Cela faisait moins de trois minutes que j’étais arrivé au FourFiveSix, un bar de Williamsburg, Brooklyn. Une erreur dans un bar en moins de trois minutes était un record personnel.

« Qu’est-ce que j’ai fait? » J’ai demandé.

La femme a ri. « Vous avez choisi un siège sans dossier. »

C’était vrai. Après avoir pris un verre, j’avais choisi un banc rembourré. Normalement, le sujet du soutien lombaire n’aurait pas d’importance lors d’une soirée, mais cette soirée était différente.

Par un froid lundi de décembre, 65 personnes étaient rassemblées pour Reading Rhythms, un événement qui se présente comme « non pas un club de lecture » mais « une fête de lecture ». Les fêtes, qui ont débuté en mai, ont lieu sur les toits, dans les parcs et dans les bars. Le principe est simple : présentez-vous avec un livre, engagez-vous à vaincre un chapitre ou deux et discutez avec des inconnus de ce que vous venez de lire.

Les participants ce soir-là, qui avaient chacun payé un droit d’entrée de 10 $, étaient les plus chanceux : 270 personnes étaient sur la liste d’attente pour entrer. Ce n’est pas parce qu’une ville ne dort jamais qu’elle n’est pas remplie d’introvertis qui Je souhaite tourner les pages dans un silence convivial.

L’idée de Reading Rhythms est née lorsque quatre amis d’une vingtaine d’années – Ben Bradbury, Charlotte Jackson, John Lifrieri et Tom Worcester – ont découvert un sentiment d’inquiétude commun face à la détérioration de leur consommation de livres. Les causes étaient celles auxquelles on s’attendait : une capacité d’attention anéantie, trop de socialisation, les enchantements perfides de l’iPhone.

Bradbury et Worcester, colocataires, ont organisé le premier événement sur leur toit. Une playlist a été compilée, 10 amis sont arrivés avec des livres, tout le monde a lu un peu et a parlé de ce qu’il avait lu, puis… est rentré chez lui.
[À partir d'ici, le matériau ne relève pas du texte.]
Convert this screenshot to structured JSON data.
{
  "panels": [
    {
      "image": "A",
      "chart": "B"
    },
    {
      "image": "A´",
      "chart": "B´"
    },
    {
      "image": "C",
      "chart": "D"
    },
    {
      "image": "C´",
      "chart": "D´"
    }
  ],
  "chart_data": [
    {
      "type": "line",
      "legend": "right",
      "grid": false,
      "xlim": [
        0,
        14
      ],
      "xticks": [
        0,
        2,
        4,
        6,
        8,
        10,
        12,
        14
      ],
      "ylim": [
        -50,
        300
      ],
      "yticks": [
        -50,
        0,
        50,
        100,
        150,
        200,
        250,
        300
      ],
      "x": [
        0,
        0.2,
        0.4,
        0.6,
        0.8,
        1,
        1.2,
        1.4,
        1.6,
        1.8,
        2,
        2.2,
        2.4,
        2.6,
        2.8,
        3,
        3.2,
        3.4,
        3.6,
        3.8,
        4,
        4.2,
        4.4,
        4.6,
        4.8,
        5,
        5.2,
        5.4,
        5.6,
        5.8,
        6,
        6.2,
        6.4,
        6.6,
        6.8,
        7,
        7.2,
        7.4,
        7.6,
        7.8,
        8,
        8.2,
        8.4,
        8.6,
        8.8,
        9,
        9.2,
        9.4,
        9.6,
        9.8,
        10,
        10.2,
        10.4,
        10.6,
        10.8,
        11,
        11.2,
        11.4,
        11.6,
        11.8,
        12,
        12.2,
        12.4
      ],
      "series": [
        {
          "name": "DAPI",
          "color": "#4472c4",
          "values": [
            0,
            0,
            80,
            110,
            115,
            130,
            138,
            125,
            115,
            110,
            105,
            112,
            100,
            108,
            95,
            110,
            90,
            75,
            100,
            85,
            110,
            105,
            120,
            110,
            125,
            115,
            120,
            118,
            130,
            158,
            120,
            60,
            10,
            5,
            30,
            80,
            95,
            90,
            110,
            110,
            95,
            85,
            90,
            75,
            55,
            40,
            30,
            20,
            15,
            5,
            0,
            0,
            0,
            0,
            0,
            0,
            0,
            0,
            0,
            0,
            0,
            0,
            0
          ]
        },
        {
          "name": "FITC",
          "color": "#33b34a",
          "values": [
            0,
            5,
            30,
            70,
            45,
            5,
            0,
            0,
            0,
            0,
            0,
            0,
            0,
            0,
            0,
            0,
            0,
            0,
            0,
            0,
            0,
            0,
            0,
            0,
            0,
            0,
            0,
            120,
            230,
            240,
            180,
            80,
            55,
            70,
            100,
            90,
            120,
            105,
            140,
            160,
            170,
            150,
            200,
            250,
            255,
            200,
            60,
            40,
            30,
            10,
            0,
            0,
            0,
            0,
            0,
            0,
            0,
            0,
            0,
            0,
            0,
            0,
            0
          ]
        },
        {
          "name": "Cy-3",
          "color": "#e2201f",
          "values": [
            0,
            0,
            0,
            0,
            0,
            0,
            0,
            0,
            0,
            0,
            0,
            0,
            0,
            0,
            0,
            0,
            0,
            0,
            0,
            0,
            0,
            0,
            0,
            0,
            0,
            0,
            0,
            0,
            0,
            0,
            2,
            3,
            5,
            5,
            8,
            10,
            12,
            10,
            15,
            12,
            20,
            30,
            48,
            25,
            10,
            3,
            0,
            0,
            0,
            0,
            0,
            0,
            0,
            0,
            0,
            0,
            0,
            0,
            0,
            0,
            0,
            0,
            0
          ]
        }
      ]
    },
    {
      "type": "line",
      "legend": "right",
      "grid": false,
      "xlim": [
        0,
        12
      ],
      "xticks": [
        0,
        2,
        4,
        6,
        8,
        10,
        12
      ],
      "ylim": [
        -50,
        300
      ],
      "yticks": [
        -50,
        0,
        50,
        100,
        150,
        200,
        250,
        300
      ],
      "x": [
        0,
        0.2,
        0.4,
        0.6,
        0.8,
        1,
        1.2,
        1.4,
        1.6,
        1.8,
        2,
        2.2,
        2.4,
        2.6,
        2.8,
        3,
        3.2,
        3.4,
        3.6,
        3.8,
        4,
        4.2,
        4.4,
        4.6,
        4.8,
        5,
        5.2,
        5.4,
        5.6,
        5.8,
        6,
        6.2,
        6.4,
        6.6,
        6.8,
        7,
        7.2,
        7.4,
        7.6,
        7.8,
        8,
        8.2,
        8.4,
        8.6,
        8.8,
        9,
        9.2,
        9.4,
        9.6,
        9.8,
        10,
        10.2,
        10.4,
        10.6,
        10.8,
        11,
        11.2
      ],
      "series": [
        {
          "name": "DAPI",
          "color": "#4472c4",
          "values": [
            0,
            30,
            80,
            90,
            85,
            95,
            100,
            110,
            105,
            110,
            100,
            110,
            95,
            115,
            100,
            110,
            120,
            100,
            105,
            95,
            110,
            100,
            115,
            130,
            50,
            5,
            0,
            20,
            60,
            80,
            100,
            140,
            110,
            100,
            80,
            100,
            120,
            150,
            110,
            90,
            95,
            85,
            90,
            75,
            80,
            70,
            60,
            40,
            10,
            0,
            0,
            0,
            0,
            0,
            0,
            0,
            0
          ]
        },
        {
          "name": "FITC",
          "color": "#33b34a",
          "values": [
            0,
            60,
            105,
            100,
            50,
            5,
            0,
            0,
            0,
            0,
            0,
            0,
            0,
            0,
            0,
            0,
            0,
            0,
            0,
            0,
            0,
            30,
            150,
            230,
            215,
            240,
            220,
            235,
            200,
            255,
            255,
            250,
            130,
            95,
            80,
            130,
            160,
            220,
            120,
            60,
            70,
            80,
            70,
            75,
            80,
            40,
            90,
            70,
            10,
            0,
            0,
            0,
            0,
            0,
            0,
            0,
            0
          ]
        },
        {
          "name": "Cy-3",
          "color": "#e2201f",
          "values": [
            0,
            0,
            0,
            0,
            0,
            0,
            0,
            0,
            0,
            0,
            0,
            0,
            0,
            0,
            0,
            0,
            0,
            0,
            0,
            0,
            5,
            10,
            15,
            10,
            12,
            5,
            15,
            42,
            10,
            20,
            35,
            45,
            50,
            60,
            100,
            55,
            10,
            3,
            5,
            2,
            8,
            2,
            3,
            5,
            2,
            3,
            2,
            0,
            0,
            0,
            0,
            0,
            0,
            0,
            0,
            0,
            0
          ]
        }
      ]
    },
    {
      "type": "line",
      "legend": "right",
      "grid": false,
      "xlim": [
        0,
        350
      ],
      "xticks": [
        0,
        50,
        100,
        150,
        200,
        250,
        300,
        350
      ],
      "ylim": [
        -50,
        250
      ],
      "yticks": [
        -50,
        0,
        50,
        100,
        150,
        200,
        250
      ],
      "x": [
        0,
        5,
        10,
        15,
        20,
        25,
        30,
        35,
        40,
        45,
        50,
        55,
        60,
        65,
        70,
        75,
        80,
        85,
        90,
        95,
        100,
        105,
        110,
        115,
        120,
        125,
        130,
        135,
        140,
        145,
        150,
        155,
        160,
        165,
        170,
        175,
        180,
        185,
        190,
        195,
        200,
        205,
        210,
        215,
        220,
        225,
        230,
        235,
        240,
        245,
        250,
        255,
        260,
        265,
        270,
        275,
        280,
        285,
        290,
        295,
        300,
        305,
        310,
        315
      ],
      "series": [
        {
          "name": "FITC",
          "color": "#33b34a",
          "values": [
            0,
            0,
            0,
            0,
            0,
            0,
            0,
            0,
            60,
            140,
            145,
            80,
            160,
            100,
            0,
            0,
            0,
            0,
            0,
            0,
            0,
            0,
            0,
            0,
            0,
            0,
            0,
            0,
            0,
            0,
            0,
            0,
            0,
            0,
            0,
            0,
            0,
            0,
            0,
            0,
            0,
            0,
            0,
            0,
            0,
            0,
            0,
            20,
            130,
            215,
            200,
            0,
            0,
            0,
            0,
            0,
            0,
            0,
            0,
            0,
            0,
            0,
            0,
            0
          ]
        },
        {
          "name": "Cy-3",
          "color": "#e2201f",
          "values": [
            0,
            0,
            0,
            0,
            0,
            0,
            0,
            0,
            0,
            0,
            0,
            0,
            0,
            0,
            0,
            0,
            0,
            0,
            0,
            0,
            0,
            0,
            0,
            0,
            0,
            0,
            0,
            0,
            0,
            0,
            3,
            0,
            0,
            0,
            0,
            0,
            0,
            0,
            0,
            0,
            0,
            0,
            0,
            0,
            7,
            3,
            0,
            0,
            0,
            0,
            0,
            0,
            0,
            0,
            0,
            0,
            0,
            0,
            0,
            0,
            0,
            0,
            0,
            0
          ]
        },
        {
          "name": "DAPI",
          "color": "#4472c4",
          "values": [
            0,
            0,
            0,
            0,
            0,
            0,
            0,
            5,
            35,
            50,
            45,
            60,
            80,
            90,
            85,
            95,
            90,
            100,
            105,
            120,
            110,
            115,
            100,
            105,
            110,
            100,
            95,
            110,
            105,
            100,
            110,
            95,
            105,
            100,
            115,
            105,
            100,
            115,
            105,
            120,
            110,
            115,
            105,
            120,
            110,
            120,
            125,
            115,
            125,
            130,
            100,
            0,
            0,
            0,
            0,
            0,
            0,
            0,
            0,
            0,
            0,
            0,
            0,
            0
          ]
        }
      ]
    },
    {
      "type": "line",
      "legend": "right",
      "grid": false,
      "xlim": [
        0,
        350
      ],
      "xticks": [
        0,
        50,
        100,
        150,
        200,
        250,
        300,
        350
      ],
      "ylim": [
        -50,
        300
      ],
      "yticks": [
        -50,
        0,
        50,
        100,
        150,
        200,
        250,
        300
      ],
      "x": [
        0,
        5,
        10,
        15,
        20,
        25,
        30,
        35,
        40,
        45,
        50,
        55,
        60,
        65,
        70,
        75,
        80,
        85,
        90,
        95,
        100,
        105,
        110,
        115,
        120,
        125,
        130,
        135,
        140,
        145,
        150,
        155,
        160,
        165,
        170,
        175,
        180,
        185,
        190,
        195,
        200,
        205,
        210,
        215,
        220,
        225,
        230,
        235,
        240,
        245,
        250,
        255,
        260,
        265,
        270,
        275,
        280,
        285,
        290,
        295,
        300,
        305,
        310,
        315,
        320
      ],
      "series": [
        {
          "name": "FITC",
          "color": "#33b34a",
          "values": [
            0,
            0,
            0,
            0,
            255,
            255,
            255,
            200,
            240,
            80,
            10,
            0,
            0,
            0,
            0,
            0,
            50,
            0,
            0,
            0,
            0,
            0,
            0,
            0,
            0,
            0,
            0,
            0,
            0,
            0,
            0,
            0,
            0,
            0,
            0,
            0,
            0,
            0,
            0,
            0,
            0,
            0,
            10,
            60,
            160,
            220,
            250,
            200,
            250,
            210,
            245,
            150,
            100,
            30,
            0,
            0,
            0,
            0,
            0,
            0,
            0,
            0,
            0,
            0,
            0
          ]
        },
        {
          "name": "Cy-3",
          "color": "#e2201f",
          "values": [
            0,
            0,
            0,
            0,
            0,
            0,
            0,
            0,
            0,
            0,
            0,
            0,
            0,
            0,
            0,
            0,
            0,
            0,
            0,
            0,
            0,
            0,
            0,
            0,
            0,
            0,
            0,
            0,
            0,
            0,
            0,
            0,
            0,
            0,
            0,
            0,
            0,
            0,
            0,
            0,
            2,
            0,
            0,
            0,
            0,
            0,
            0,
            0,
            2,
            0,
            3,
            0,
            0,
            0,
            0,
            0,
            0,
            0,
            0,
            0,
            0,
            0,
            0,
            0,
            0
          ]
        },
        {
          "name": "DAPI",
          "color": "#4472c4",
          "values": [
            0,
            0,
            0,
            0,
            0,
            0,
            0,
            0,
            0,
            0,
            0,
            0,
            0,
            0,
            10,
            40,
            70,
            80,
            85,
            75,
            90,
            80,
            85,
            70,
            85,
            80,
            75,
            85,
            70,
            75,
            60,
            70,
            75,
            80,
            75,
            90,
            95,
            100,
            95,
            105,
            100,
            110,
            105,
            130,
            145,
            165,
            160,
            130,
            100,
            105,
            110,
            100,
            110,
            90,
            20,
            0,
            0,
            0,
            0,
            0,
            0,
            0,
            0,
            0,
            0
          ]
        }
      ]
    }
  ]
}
C’était, se souviendra plus tard Bradbury, « assez spécial ». Pas vraiment!

« J’ai fait une heure de lecture et j’ai passé du temps avec certains de mes meilleurs amis, ce que j’avais envie de faire de toute façon », a-t-il déclaré. « Que cela n’arrive généralement pas.

Jackson a quitté la première soirée avec le sentiment qu’elle avait « guéri la démangeaison d’être à la bibliothèque de l’école, à faire de la philosophie tard le soir avec des amis », mais sans le fardeau d’un examen ou d’une dissertation à l’horizon. « Il n’y avait pas de fin de partie ; c’était purement amusant.

Les quatre ont solidifié un format, donné un nom à la série, planifié des soirées supplémentaires, ouvert la liste d’invitations et créé un compte Instagram. Depuis mai, des fêtes ont eu lieu à New York, Los Angeles et (parmi tous les endroits) en Croatie. Les soirées se sont agrandies : celle prévue en février peut accueillir 175 lecteurs, et la part du lion des créneaux est déjà occupée.

Le mois dernier, une vidéo TikTok sur la série est devenue virale. Comme on pouvait s’y attendre, des commentateurs sceptiques sont intervenus : « Les hipsters ont recréé la bibliothèque et pensent qu’elle est profonde 😂 » et « sooooooooooooo… une bibliothèque glorifiée ?

Mais lors de l’événement de ce mois-ci, aucun des invités ne semblait avoir l’illusion d’avoir réinventé la roue. Et « bibliothèque glorifiée » décrivait bien l’ambiance : les sièges comprenaient des fauteuils anciens, des canapés profonds et des canapés veloutés ; des bougies votives vacillantes émettaient une lueur ambrée ; des grogs chauds et de la bière étaient disponibles. Il y avait de la musique de piano live. Un faux feu simulé confortablement contre un mur.

Alors que les fondateurs continuaient à organiser des fêtes, ils se sont mis d’accord sur une structure. Les participants disposent d’un badge nominatif et d’une demi-heure pour trouver une place et s’installer. Un animateur se lève ensuite devant la foule et explique le programme de la soirée : 30 minutes de lecture, une pause, 30 minutes supplémentaires de lecture puis une série de discussions organisées autour de messages lâches. Les fêtes ont lieu en début de semaine pour capter l’énergie douce et hors week-end.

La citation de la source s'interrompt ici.